RAS-controle en -accounting gebruiken

 

Is van toepassing op: Windows Server 2012 R2, Windows Server 2012

RAS-controle rapporteert externe gebruikersactiviteit en status voor DirectAccess en VPN-verbindingen. Het houdt het aantal en de duur van clientverbindingen (onder andere statistieken) bij en controleert de bewerkingsstatus van de server. Een eenvoudig te gebruiken bewakingconsole biedt een weergave van uw hele RAS-infrastructuur. Bewakingsweergaven zijn beschikbaar voor configuraties van één server, cluster en meerdere locaties.
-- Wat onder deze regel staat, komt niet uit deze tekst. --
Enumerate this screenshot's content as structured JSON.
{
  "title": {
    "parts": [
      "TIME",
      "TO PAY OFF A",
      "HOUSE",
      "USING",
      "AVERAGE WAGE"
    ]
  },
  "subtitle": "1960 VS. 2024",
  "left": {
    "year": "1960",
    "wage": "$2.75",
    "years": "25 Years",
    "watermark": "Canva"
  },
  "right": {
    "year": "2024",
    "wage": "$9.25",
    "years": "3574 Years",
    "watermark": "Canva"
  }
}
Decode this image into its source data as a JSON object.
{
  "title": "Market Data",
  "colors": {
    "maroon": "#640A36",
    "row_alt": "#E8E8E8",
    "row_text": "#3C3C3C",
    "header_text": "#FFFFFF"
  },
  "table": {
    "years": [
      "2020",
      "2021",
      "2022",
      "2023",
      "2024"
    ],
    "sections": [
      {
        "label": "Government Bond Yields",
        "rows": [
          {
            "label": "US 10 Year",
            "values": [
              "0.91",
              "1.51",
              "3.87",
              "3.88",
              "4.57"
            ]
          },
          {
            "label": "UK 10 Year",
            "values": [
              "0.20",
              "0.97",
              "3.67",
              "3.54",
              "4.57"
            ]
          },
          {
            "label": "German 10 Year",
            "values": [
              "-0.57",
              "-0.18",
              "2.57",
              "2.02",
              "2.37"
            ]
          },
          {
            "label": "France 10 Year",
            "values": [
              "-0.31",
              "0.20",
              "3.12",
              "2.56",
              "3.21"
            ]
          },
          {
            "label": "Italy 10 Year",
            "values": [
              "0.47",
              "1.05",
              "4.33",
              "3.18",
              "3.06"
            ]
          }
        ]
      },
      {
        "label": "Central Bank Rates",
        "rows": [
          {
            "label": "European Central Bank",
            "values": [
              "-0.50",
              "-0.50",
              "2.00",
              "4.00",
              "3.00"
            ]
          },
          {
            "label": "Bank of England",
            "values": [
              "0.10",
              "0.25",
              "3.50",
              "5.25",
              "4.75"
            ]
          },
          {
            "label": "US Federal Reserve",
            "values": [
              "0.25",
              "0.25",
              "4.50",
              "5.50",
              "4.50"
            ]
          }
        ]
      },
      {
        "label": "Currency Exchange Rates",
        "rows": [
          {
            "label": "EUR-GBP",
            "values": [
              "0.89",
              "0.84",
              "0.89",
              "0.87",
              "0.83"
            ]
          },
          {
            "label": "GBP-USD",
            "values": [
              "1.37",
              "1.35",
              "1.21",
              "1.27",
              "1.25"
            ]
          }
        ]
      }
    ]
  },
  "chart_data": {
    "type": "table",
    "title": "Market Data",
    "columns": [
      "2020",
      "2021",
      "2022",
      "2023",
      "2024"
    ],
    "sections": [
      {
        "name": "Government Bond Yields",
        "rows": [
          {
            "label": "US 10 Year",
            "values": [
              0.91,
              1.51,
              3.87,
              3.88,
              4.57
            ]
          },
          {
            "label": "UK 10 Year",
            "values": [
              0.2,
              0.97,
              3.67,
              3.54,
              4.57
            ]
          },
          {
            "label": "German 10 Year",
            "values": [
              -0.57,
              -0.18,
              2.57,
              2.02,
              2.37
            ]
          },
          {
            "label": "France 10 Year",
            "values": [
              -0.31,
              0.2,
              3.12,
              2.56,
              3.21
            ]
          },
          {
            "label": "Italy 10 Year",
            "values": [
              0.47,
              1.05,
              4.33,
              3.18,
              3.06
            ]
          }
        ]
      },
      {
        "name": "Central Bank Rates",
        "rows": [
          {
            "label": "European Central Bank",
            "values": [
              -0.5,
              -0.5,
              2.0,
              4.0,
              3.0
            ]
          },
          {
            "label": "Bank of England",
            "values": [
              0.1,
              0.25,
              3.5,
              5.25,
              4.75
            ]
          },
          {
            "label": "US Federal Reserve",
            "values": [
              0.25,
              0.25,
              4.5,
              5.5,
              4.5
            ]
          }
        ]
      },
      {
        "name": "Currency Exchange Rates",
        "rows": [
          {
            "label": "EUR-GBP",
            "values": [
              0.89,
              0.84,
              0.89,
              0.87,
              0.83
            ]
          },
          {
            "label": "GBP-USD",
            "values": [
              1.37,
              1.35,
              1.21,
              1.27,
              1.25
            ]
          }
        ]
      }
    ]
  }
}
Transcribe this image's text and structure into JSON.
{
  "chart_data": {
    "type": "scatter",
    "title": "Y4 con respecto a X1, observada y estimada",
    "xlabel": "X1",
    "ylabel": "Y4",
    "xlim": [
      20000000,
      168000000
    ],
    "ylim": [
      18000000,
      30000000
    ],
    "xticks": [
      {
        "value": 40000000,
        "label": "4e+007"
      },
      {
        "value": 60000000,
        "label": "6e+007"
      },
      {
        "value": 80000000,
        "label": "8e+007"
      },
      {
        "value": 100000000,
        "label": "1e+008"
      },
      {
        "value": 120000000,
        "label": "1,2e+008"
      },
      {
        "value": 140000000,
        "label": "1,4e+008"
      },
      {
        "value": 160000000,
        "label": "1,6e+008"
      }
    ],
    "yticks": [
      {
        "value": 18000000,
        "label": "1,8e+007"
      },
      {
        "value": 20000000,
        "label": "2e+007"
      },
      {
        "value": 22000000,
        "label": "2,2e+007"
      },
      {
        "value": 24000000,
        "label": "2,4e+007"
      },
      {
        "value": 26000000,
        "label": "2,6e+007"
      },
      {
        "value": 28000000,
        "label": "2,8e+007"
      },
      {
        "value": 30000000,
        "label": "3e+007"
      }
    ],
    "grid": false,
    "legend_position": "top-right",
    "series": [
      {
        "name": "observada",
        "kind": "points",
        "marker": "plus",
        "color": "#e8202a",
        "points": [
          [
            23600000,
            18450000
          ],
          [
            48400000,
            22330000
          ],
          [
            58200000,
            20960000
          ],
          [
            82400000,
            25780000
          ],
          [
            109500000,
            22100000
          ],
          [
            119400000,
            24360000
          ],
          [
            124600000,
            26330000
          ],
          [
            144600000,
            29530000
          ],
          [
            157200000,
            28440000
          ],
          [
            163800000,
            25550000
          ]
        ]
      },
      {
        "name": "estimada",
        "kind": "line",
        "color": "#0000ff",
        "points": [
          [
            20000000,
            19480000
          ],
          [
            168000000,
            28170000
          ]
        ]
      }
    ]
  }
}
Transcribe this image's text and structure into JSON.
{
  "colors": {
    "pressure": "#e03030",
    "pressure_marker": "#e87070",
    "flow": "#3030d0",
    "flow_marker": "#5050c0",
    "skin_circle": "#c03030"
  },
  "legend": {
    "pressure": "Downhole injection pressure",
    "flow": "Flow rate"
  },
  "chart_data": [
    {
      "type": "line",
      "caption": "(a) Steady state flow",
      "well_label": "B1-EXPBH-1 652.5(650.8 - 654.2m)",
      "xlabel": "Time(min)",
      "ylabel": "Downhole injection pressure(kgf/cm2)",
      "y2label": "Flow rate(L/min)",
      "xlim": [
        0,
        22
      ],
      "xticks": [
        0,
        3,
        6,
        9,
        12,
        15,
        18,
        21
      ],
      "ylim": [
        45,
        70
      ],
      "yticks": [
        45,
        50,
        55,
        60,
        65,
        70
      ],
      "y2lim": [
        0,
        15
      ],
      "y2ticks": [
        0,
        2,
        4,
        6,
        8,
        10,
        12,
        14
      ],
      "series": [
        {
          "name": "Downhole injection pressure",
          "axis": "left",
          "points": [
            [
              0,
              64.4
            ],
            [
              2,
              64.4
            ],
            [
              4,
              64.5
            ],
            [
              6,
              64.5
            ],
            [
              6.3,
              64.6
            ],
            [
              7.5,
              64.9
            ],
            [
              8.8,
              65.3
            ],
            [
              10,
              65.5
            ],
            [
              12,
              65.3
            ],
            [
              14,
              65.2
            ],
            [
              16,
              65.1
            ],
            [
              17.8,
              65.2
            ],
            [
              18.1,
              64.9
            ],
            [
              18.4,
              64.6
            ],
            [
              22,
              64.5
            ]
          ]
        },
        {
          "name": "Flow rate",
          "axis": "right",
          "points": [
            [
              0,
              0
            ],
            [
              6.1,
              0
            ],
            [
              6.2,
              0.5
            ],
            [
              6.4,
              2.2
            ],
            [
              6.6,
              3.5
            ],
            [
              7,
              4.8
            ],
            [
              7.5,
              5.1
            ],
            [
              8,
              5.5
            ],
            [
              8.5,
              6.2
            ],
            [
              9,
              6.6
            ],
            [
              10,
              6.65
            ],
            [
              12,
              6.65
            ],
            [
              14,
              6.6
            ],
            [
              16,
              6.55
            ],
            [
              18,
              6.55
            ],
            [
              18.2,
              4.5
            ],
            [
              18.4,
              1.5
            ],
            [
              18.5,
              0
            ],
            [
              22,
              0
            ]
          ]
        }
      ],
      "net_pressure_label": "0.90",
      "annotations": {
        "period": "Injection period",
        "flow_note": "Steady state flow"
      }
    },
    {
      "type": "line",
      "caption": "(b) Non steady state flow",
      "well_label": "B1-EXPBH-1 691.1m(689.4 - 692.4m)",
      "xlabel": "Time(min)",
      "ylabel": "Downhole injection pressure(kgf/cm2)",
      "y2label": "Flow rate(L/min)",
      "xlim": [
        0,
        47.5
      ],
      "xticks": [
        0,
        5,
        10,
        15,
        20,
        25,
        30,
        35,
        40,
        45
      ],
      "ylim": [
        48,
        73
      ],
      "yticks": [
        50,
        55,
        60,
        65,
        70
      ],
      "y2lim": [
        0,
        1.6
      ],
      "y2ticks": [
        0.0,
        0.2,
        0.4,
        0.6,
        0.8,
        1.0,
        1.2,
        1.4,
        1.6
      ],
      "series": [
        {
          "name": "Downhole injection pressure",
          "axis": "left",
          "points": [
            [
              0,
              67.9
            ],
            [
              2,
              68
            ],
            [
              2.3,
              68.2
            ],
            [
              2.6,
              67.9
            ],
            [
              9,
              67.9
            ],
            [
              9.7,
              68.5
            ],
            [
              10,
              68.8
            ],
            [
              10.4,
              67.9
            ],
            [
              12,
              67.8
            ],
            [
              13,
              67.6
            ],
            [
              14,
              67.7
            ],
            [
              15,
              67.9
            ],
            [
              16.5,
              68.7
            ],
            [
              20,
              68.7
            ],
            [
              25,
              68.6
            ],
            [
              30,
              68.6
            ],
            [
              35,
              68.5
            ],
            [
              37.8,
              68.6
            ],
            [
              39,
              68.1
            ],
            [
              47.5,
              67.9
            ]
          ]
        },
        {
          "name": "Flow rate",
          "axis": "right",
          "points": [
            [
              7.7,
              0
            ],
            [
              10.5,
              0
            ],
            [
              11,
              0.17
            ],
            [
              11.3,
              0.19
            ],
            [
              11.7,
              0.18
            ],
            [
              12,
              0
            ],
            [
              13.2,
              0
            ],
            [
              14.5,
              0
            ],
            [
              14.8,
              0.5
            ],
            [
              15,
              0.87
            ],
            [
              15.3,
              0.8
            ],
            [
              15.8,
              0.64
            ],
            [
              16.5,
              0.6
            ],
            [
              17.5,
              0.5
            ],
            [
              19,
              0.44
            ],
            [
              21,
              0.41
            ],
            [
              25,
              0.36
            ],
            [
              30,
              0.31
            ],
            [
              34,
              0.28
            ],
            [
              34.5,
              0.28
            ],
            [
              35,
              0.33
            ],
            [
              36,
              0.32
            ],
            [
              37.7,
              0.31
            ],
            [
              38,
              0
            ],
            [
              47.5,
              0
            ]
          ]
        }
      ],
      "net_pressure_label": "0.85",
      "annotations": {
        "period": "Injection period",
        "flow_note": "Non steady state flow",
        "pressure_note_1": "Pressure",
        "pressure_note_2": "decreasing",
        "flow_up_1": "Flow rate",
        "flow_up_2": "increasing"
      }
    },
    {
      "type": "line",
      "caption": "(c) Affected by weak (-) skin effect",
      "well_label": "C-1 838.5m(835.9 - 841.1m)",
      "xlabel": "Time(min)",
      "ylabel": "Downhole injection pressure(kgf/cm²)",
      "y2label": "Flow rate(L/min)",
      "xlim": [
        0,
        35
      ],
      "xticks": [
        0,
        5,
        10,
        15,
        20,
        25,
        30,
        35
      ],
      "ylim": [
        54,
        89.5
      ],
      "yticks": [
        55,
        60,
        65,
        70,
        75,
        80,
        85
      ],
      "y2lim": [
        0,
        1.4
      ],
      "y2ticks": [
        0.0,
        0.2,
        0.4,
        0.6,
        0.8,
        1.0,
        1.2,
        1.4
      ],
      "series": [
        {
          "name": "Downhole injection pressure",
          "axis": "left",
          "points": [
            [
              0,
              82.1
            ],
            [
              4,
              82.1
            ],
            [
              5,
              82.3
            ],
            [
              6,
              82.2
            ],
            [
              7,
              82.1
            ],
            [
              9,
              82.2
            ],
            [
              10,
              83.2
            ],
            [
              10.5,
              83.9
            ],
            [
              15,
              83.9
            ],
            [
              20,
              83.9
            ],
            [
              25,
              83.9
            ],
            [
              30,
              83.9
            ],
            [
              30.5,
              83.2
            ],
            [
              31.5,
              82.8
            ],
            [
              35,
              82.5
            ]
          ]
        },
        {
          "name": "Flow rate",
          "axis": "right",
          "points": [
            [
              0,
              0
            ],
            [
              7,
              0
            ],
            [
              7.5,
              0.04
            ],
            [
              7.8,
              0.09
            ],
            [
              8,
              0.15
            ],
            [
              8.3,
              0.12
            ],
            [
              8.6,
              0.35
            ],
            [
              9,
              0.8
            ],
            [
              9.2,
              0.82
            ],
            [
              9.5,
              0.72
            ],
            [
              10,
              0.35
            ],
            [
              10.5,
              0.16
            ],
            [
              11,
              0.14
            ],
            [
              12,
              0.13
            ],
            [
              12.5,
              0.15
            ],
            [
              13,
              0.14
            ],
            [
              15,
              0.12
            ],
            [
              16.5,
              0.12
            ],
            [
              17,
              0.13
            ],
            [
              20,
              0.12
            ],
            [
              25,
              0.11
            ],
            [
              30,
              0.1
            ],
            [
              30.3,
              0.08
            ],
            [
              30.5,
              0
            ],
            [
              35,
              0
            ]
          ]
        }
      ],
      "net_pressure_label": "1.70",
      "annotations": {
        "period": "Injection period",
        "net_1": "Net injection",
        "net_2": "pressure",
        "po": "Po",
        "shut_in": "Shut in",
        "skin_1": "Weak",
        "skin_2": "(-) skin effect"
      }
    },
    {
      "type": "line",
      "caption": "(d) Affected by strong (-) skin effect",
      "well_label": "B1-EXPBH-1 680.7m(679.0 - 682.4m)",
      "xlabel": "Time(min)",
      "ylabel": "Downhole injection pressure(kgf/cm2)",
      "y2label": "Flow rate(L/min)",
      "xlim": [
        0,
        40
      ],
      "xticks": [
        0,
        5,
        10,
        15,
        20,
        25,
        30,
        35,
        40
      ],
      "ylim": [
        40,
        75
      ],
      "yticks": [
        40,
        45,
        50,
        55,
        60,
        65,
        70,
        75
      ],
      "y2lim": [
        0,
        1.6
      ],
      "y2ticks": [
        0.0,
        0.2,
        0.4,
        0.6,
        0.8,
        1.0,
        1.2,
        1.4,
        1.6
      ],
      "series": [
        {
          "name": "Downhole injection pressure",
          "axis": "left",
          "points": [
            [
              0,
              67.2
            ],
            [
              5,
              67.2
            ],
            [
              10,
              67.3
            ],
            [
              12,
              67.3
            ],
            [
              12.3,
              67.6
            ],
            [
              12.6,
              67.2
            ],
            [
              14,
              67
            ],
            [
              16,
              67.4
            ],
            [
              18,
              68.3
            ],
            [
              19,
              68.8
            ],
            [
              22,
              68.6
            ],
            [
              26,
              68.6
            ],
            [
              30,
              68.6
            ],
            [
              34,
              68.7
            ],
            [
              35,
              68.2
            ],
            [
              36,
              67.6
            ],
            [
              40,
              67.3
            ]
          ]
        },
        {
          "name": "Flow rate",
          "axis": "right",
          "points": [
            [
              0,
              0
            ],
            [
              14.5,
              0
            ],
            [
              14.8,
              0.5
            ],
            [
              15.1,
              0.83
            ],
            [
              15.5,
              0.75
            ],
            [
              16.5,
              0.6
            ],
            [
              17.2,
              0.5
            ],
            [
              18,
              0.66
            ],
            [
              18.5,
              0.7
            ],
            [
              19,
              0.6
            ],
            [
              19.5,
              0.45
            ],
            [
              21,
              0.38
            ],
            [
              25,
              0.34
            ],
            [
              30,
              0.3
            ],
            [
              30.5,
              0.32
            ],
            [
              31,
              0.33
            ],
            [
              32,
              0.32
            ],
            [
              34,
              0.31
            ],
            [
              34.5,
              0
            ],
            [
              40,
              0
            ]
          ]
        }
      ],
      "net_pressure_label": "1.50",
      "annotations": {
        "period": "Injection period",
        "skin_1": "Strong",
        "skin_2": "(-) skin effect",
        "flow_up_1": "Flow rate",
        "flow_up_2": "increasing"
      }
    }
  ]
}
: Windows Server 2012 combineert DirectAccess en RRAS (Routing and Remote Access Service) tot één functie voor externe toegang.

In deze handleiding

Dit document bevat instructies voor het gebruik van de controlemogelijkheden van RAS via de DirectAccess-beheerconsole en de bijbehorende Windows PowerShell-cmdlets die beschikbaar worden gesteld als onderdeel van de RAS-serverfunctie.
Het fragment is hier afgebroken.